Someone recently asked me what I feared most. Not wanting to answer, I asked him back. He said drowning. I said loneliness. I’m also totally afraid of serial killers (to the point where I often refuse to sleep with my windows open in my un-air-conditioned apartment in July). But that’s an irrational fear. Very few people succumb to a grizzly death at the hands of John Wayne Gacy Jr. wannabes. Everyone’s lonely. All the time. Loneliness is the human condition. We’re obsessed with patching it up like a bike tire that just keeps deflating. We fill it with endless happy hour cocktails, late-night conversations, romantic relationships, meaningless sex. As someone much more adorable than me once said:
But more and more we’re suffering
Not nobody, not a thousand beers
Will keep us from feeling so all alone
Yesterday a friend sent me the following IM about my least favorite New York Times Column:
Anna: oh my god
you have to read modern love
you know i always hate it
hate it
but i love this one
and i’m almost in tears
Me too, Anna. Maybe we’re not alone. Maybe it’s possible to love someone even when they’re shitting in your bed. Maybe we’re all so lucky we should just shut the fuck up and skip through winter and into spring.
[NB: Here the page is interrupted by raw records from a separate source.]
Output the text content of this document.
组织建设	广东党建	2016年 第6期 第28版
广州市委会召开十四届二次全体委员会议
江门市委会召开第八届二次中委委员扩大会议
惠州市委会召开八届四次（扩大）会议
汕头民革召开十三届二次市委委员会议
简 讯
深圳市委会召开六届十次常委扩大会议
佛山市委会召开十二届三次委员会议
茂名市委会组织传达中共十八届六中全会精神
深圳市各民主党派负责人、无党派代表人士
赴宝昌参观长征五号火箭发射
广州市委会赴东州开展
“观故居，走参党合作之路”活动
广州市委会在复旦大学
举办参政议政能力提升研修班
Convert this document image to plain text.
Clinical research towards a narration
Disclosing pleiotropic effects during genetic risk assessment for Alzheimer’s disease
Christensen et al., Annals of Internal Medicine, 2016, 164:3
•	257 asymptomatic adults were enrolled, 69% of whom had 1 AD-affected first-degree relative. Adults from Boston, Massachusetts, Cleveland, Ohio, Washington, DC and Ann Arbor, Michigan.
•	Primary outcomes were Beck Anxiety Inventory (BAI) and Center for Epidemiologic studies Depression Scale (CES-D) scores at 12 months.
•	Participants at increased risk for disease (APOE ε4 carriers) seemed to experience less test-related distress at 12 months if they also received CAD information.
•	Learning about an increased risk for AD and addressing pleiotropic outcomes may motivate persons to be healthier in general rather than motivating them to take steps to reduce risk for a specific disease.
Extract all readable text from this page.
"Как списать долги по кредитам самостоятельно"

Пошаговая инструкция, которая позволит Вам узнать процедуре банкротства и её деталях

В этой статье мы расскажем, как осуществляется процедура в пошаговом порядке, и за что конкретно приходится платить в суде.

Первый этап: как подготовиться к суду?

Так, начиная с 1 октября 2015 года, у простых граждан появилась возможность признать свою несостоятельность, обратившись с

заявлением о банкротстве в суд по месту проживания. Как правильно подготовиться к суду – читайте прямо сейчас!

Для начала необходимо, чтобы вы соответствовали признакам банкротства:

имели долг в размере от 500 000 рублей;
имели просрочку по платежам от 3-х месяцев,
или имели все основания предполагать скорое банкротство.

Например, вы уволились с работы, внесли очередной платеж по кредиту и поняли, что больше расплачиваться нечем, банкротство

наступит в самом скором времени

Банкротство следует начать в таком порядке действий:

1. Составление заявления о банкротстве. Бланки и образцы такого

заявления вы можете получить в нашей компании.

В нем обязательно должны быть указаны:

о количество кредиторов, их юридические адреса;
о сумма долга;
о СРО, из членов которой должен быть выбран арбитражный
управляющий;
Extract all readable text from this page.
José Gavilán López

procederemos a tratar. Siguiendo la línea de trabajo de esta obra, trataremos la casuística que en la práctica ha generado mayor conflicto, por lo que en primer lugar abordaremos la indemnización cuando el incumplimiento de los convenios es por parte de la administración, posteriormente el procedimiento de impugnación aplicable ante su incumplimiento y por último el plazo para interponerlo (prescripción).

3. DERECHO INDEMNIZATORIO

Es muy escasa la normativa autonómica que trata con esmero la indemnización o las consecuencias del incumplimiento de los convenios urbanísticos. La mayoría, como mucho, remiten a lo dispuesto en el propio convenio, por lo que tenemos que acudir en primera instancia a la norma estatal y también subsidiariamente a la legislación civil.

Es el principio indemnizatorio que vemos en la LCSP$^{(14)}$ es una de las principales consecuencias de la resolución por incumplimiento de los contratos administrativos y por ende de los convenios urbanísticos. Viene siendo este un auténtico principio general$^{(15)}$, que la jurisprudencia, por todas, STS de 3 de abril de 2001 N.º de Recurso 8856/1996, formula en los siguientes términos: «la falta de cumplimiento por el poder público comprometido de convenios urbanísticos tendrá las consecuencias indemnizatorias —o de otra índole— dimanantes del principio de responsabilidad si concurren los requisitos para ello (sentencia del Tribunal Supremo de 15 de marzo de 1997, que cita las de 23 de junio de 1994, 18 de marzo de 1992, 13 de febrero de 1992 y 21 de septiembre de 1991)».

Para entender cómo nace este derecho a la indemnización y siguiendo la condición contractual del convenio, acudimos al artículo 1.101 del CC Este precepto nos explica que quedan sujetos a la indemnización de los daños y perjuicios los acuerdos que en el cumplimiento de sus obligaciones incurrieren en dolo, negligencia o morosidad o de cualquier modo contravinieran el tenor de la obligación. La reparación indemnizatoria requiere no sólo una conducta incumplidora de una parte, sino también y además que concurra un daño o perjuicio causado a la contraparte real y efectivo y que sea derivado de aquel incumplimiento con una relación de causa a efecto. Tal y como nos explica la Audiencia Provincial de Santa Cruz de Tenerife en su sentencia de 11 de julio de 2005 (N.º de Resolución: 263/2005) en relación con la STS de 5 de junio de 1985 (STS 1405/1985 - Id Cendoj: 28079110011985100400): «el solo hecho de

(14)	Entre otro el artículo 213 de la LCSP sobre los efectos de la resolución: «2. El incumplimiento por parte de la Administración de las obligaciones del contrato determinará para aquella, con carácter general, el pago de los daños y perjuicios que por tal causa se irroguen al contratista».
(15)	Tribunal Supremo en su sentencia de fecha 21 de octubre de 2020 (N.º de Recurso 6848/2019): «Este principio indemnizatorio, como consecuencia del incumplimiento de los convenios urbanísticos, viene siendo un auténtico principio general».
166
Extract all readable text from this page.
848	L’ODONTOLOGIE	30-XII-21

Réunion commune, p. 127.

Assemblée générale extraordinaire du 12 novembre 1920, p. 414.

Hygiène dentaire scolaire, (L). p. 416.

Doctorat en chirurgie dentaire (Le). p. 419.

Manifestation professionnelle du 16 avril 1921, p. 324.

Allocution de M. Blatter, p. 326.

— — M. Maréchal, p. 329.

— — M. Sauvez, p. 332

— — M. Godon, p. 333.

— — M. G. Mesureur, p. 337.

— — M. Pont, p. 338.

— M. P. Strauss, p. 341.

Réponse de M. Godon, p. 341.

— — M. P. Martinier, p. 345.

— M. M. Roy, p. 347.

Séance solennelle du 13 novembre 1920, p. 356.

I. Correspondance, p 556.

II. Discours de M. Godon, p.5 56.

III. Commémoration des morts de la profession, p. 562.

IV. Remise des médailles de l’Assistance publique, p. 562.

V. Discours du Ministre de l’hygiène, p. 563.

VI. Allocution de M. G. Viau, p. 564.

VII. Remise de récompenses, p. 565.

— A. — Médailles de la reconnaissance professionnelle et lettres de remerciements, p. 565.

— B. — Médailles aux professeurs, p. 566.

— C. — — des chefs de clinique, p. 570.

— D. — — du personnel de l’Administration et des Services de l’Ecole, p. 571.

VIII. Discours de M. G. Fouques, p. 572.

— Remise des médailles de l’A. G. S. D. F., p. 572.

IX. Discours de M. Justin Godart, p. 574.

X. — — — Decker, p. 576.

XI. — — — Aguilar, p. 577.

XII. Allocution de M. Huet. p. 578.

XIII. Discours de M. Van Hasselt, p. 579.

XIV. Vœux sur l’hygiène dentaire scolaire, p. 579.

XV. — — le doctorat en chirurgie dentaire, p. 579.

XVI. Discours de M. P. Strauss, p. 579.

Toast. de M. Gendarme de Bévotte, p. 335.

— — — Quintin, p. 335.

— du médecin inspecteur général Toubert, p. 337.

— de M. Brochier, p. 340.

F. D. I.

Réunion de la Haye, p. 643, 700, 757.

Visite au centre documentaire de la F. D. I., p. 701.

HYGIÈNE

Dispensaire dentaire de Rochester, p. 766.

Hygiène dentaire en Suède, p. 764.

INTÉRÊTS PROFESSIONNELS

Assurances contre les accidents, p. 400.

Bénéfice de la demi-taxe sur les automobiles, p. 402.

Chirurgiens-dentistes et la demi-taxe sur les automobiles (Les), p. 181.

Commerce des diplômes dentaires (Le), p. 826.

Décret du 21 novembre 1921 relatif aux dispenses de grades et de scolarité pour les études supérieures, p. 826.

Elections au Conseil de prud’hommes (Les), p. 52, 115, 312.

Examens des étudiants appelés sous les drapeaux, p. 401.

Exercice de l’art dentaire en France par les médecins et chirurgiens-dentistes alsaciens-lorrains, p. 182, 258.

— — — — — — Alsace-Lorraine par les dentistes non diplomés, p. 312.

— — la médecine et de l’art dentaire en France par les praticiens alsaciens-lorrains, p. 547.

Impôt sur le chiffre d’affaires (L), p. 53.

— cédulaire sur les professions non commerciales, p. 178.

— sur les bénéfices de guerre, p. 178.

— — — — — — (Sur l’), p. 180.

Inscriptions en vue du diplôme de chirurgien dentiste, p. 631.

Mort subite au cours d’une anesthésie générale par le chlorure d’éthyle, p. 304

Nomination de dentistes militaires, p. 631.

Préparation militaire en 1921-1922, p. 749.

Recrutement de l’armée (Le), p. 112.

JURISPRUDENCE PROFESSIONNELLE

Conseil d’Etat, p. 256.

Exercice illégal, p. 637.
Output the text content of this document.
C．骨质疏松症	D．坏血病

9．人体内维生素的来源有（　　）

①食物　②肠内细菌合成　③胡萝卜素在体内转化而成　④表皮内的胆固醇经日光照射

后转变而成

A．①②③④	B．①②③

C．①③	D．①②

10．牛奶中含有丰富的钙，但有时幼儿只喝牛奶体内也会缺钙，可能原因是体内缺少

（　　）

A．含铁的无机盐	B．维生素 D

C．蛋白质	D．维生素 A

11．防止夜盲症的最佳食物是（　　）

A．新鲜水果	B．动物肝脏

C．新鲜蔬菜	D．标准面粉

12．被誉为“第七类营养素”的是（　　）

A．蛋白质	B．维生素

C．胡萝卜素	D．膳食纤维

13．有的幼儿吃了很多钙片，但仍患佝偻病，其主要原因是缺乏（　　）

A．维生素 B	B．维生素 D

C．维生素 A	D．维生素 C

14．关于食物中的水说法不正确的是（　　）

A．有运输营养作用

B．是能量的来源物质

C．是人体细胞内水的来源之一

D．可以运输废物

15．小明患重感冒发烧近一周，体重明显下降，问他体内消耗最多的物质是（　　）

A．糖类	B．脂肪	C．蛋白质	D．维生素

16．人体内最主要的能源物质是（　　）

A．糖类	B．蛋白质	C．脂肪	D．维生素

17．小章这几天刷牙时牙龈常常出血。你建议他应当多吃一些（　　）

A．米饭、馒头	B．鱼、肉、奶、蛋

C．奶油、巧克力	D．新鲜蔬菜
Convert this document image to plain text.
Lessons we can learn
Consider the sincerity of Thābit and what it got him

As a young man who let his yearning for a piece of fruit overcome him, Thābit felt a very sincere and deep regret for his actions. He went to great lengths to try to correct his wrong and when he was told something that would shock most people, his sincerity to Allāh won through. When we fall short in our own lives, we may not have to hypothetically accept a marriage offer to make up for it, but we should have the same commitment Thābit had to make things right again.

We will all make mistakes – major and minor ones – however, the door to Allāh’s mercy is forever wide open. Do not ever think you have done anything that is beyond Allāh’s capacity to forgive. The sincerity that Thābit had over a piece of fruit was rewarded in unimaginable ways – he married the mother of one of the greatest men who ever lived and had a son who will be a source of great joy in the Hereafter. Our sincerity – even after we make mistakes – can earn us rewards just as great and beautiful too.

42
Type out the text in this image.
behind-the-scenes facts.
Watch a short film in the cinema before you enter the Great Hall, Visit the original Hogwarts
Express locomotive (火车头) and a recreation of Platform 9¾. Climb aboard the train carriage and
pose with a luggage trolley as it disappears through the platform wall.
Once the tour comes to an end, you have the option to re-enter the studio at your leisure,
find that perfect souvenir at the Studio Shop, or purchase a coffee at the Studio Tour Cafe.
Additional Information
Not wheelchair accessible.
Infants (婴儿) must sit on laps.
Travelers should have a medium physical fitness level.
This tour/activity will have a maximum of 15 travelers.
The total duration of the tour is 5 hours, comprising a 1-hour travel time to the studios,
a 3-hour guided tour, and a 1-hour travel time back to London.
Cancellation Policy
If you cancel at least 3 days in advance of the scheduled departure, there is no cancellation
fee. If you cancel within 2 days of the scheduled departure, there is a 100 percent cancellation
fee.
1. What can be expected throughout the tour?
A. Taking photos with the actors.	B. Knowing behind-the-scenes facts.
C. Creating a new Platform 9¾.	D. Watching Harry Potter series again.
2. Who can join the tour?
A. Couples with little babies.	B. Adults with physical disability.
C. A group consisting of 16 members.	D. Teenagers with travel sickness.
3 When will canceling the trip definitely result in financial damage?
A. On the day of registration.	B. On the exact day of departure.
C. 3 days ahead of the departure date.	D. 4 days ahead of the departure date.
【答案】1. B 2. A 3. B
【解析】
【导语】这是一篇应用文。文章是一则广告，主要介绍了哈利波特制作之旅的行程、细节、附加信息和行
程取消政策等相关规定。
Then, this morning, another friend wrote something really pretty about sleeplessness and happiness and misery and a song I really like. And I couldn’t sleep the night before. And it was like, across an ocean, someone just knew that. And all of a sudden I wasn’t so lonely. I don’t believe in signs. But maybe I believe in looking for them. Maybe the only way we aren’t so lonely is if we continue to believe in fairytales, in illusions…
I’m in love with illusions
So saw me in half
I’m in love with tricks
So pull another rabbit out of your hat
since i’m drinking wine with debord and despite the fact that i know that you will know my ip and be able to creep me (i am also fearful of random murder), and despite the fact that i broke a bowl trying to leave this post — i must say that alienation is the human condition. we are lonely because we are alienated. maybe they are the same thing, maybe not…it’s hard to tell.
maybe alienation is the disease and loneliness the symptom. well, i don’t think we can do anything about our alienation but maybe (just maybe!) if we drink wine together tonight we can help ease that loneliness.
p.s. it’s a good thing i’m not a serial killer because i also know where you live.